IT’S NOT SPARTINA!

Firstly, we want to clear up a common misconception; that “the beach is covered in Spartina”.

Being able to identify the difference between these grasses is important to understanding what is happening on the beach at the moment. Next time you’re out on the beach go have a look and see if you can identify these two species. There are others, but Puccinellia is by far the most common.

Figure 1: This is Common Saltmarsh Grass (Puccinellia maritima), a native species that establishes naturally as a pioneer dune grass. It’s by far the most dominant grass on the foreshore. It is generallly an upper marsh species so it thrives ABOVE mean high water.
Figure 2: Common Cord Grass (Spartina anglica), an invasive species that is much less prevalent than in previous years, in large part because of the drier conditions on the beach as the beach level rises. As a lower marsh species it thrives only BELOW mean high water.
Figure 3: Common Saltmarsh Grass (Puccinellia maritima) after spraying in 2019. This would under normal circumstances quickly accrete windblown sand into "hummocks" which go on to form embryo dunes, but was not able to do so in 2019. However in the 2020 and 2021 growing seasons it has been able to trap large volumes of sand as the hummocks grow and join together.
Figure 4: Common Cord Grass (Spartina anglica); the only grass that survived the spraying aimed at eradicating it in August 2019. Spartina is a lower saltmarsh, not an upper marsh dune species. It does not survive well above mean high water. Suppression of dune formation prolongs favourable conditions for Spartina. Spartina has a very high Ellenberg (salt tolerance) value.

SPARTINA – PUCCINELLIA COMPARISON

Common Cord Grass (Spartina anglica) Common Saltmarsh Grass (Puccinellia maritima)

Non native Common Cord Grass (Spartina anglica) has upright, spiky, dark green leaves with a 'v' shaped cross section profile if cut; a kind of supercharged lawn grass. Its strong, circular profile stems grow tall and straight and bear lightweight pale coloured flowers in late Spring / early Summer. Spartina has a high Ellenberg (salt tolerance) value and thrives in lower marsh conditions (BELOW mean high water).

The native Common Saltmarsh Grass (Puccinellia maritima), by contrast, has a round profile for both stems and leaves, like extended chives.
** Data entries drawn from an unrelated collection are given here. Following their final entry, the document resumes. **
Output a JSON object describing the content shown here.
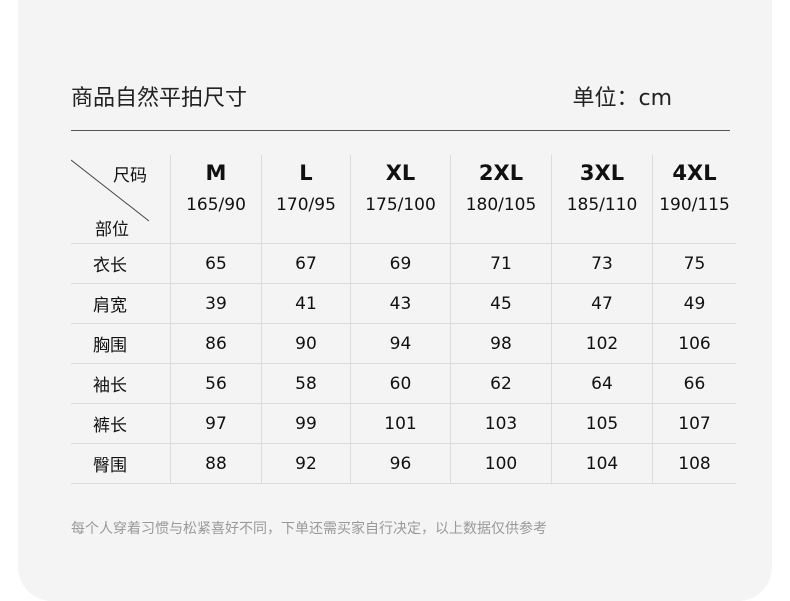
{
  "title": "商品自然平拍尺寸",
  "unit": "单位：cm",
  "corner": {
    "top": "尺码",
    "bottom": "部位"
  },
  "sizes": [
    {
      "size": "M",
      "dims": "165/90"
    },
    {
      "size": "L",
      "dims": "170/95"
    },
    {
      "size": "XL",
      "dims": "175/100"
    },
    {
      "size": "2XL",
      "dims": "180/105"
    },
    {
      "size": "3XL",
      "dims": "185/110"
    },
    {
      "size": "4XL",
      "dims": "190/115"
    }
  ],
  "rows": [
    {
      "label": "衣长",
      "values": [
        "65",
        "67",
        "69",
        "71",
        "73",
        "75"
      ]
    },
    {
      "label": "肩宽",
      "values": [
        "39",
        "41",
        "43",
        "45",
        "47",
        "49"
      ]
    },
    {
      "label": "胸围",
      "values": [
        "86",
        "90",
        "94",
        "98",
        "102",
        "106"
      ]
    },
    {
      "label": "袖长",
      "values": [
        "56",
        "58",
        "60",
        "62",
        "64",
        "66"
      ]
    },
    {
      "label": "裤长",
      "values": [
        "97",
        "99",
        "101",
        "103",
        "105",
        "107"
      ]
    },
    {
      "label": "臀围",
      "values": [
        "88",
        "92",
        "96",
        "100",
        "104",
        "108"
      ]
    }
  ],
  "note": "每个人穿着习惯与松紧喜好不同，下单还需买家自行决定，以上数据仅供参考"
}
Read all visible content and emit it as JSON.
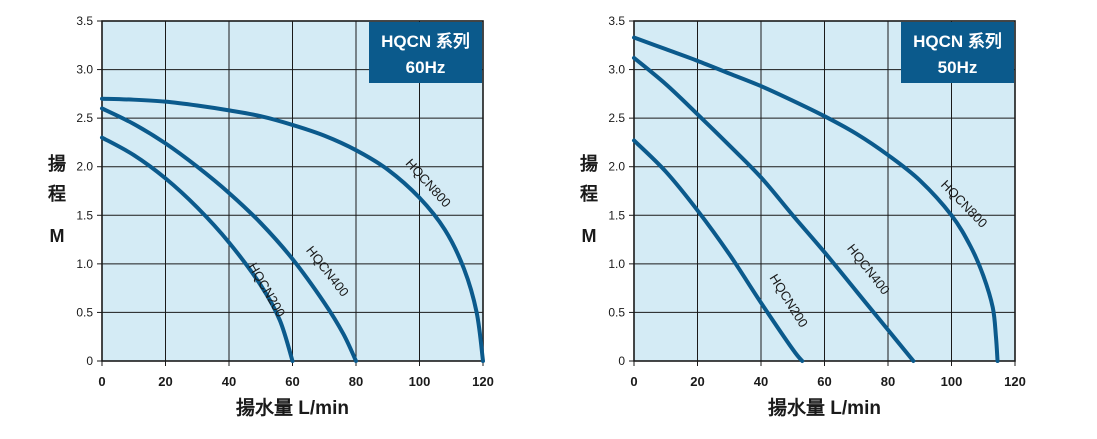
{
  "colors": {
    "plot_bg": "#d4ebf5",
    "grid": "#1a1a1a",
    "curve": "#0b5a8c",
    "badge_bg": "#0b5a8c",
    "badge_text": "#ffffff",
    "axis_text": "#1a1a1a"
  },
  "chart_data": [
    {
      "type": "line",
      "title": "HQCN 系列",
      "subtitle": "60Hz",
      "xlabel": "揚水量 L/min",
      "ylabel": [
        "揚",
        "程",
        "M"
      ],
      "xlim": [
        0,
        120
      ],
      "ylim": [
        0,
        3.5
      ],
      "xticks": [
        "0",
        "20",
        "40",
        "60",
        "80",
        "100",
        "120"
      ],
      "yticks": [
        "0",
        "0.5",
        "1.0",
        "1.5",
        "2.0",
        "2.5",
        "3.0",
        "3.5"
      ],
      "grid": true,
      "series": [
        {
          "name": "HQCN200",
          "x": [
            0,
            10,
            20,
            30,
            40,
            50,
            56,
            60
          ],
          "y": [
            2.3,
            2.12,
            1.88,
            1.58,
            1.22,
            0.78,
            0.42,
            0.0
          ]
        },
        {
          "name": "HQCN400",
          "x": [
            0,
            10,
            20,
            30,
            40,
            50,
            60,
            70,
            76,
            80
          ],
          "y": [
            2.6,
            2.44,
            2.24,
            2.0,
            1.73,
            1.42,
            1.05,
            0.6,
            0.28,
            0.0
          ]
        },
        {
          "name": "HQCN800",
          "x": [
            0,
            10,
            20,
            30,
            40,
            50,
            60,
            70,
            80,
            90,
            100,
            108,
            114,
            118,
            120
          ],
          "y": [
            2.7,
            2.69,
            2.67,
            2.63,
            2.58,
            2.52,
            2.43,
            2.32,
            2.17,
            1.97,
            1.68,
            1.35,
            0.95,
            0.5,
            0.0
          ]
        }
      ]
    },
    {
      "type": "line",
      "title": "HQCN 系列",
      "subtitle": "50Hz",
      "xlabel": "揚水量 L/min",
      "ylabel": [
        "揚",
        "程",
        "M"
      ],
      "xlim": [
        0,
        120
      ],
      "ylim": [
        0,
        3.5
      ],
      "xticks": [
        "0",
        "20",
        "40",
        "60",
        "80",
        "100",
        "120"
      ],
      "yticks": [
        "0",
        "0.5",
        "1.0",
        "1.5",
        "2.0",
        "2.5",
        "3.0",
        "3.5"
      ],
      "grid": true,
      "series": [
        {
          "name": "HQCN200",
          "x": [
            0,
            10,
            20,
            30,
            40,
            50,
            53
          ],
          "y": [
            2.27,
            1.95,
            1.55,
            1.1,
            0.6,
            0.12,
            0.0
          ]
        },
        {
          "name": "HQCN400",
          "x": [
            0,
            10,
            20,
            30,
            40,
            50,
            60,
            70,
            80,
            88
          ],
          "y": [
            3.12,
            2.85,
            2.54,
            2.22,
            1.89,
            1.5,
            1.12,
            0.72,
            0.32,
            0.0
          ]
        },
        {
          "name": "HQCN800",
          "x": [
            0,
            10,
            20,
            30,
            40,
            50,
            60,
            70,
            80,
            90,
            100,
            106,
            110,
            113,
            114,
            114.5
          ],
          "y": [
            3.33,
            3.21,
            3.09,
            2.96,
            2.83,
            2.68,
            2.52,
            2.34,
            2.12,
            1.86,
            1.5,
            1.18,
            0.88,
            0.55,
            0.25,
            0.0
          ]
        }
      ]
    }
  ]
}
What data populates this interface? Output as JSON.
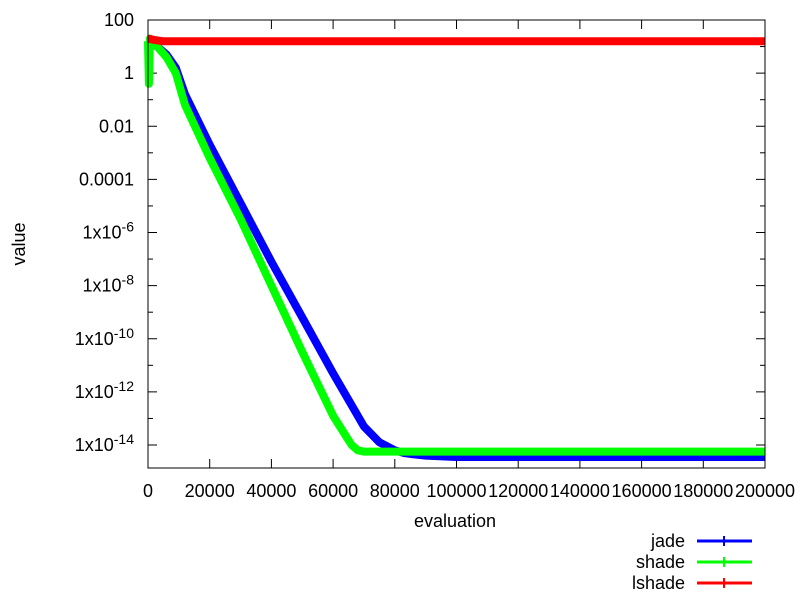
{
  "chart_data": {
    "type": "line",
    "xlabel": "evaluation",
    "ylabel": "value",
    "xlim": [
      0,
      200000
    ],
    "ylim_log10": [
      -15,
      2
    ],
    "y_scale": "log",
    "x_ticks": [
      {
        "value": 0,
        "label": "0"
      },
      {
        "value": 20000,
        "label": "20000"
      },
      {
        "value": 40000,
        "label": "40000"
      },
      {
        "value": 60000,
        "label": "60000"
      },
      {
        "value": 80000,
        "label": "80000"
      },
      {
        "value": 100000,
        "label": "100000"
      },
      {
        "value": 120000,
        "label": "120000"
      },
      {
        "value": 140000,
        "label": "140000"
      },
      {
        "value": 160000,
        "label": "160000"
      },
      {
        "value": 180000,
        "label": "180000"
      },
      {
        "value": 200000,
        "label": "200000"
      }
    ],
    "y_ticks": [
      {
        "log10": 2,
        "base": "100",
        "exp": ""
      },
      {
        "log10": 0,
        "base": "1",
        "exp": ""
      },
      {
        "log10": -2,
        "base": "0.01",
        "exp": ""
      },
      {
        "log10": -4,
        "base": "0.0001",
        "exp": ""
      },
      {
        "log10": -6,
        "base": "1x10",
        "exp": "-6"
      },
      {
        "log10": -8,
        "base": "1x10",
        "exp": "-8"
      },
      {
        "log10": -10,
        "base": "1x10",
        "exp": "-10"
      },
      {
        "log10": -12,
        "base": "1x10",
        "exp": "-12"
      },
      {
        "log10": -14,
        "base": "1x10",
        "exp": "-14"
      }
    ],
    "legend_position": "bottom-right",
    "series": [
      {
        "name": "jade",
        "color": "#0000ff",
        "x": [
          0,
          3000,
          6000,
          9000,
          12000,
          20000,
          30000,
          40000,
          50000,
          60000,
          70000,
          75000,
          80000,
          83000,
          86000,
          90000,
          100000,
          200000
        ],
        "y_log10": [
          1.2,
          1.0,
          0.7,
          0.2,
          -0.8,
          -2.7,
          -4.9,
          -7.1,
          -9.2,
          -11.3,
          -13.3,
          -13.9,
          -14.2,
          -14.3,
          -14.35,
          -14.4,
          -14.45,
          -14.45
        ]
      },
      {
        "name": "shade",
        "color": "#00ff00",
        "x": [
          0,
          300,
          600,
          1000,
          3000,
          6000,
          9000,
          12000,
          20000,
          30000,
          40000,
          50000,
          60000,
          66000,
          68000,
          70000,
          100000,
          200000
        ],
        "y_log10": [
          1.2,
          -0.4,
          1.3,
          1.2,
          1.0,
          0.6,
          0.0,
          -1.2,
          -3.2,
          -5.5,
          -8.0,
          -10.5,
          -12.9,
          -14.0,
          -14.2,
          -14.25,
          -14.25,
          -14.25
        ]
      },
      {
        "name": "lshade",
        "color": "#ff0000",
        "x": [
          0,
          2000,
          5000,
          200000
        ],
        "y_log10": [
          1.3,
          1.25,
          1.2,
          1.2
        ]
      }
    ]
  }
}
Stems eventually become red; both stem and leaf are straggly, spreading horizontally across the sand. Both Spartina and Puccinellia are good sand accretors. Puccinellia has a much lower Ellenberg (salt tolerance) value than Spartina and thrives best in upper marsh conditions (ABOVE mean high water).

WHY THIS MATTERS

The shift from the dominance of lower marsh favouring Spartina anglica to the dominance of upper marsh favouring Puccinellia maritima is a clear indicator of accretion at the upper beach as it shifts from lower marsh to upper marsh conditions.

This is explained in figure 32 on the geomorphological survey page.

The presence of Puccinellia across most of the beach clearly shows that most of the upper beach is now above mean high water; this "tipping point" has been reached only very recently.

Since the gradient of the beach is very shallow (about 1 in 300) any rise in beach height leads to the mean high water retreating by a factor of 300 times that.

Since the beach rises vertically by around 2.5 cms per year, this means mean high water retreats by up to 7.5 metres per year. This estimate is confirmed to be accurate with LIDAR data shown on the beach profiles page.

The change in beach level and the resultant shift from fine, silty (muddy) deposit to larger grained dry sand is also a clear indicator of a shift from dominance of waterborne silt deposition to aeolian (windblown) sand deposition as a result of that accretion; and that has been accelerated by the relatively recent completion of the filling of the Hoyle Lake.

In other words, it is VERY significant and relevant that Spartina anglica is no longer the dominant species on the upper beach.

Furthermore, mean Ellenberg value decline across the beach is a further indicator and this is explained on the botanical survey page.

Now, more than at any time since the promenade wall was built, is the optimal time to allow Puccinellia maritima to colonise the upper beach: to monitor how much sand it traps; how and where dune succession takes place; and how then to balance the various needs of the environment and of the community.

Understanding and recognising this fundamental change is critical.

If we remove the Puccinellia maritima now, we not only remove the required baseline for meaningful studies, making them meaningless, we exacerbate windblown sand problems, and render it impossible to make any well informed future beach management decisions.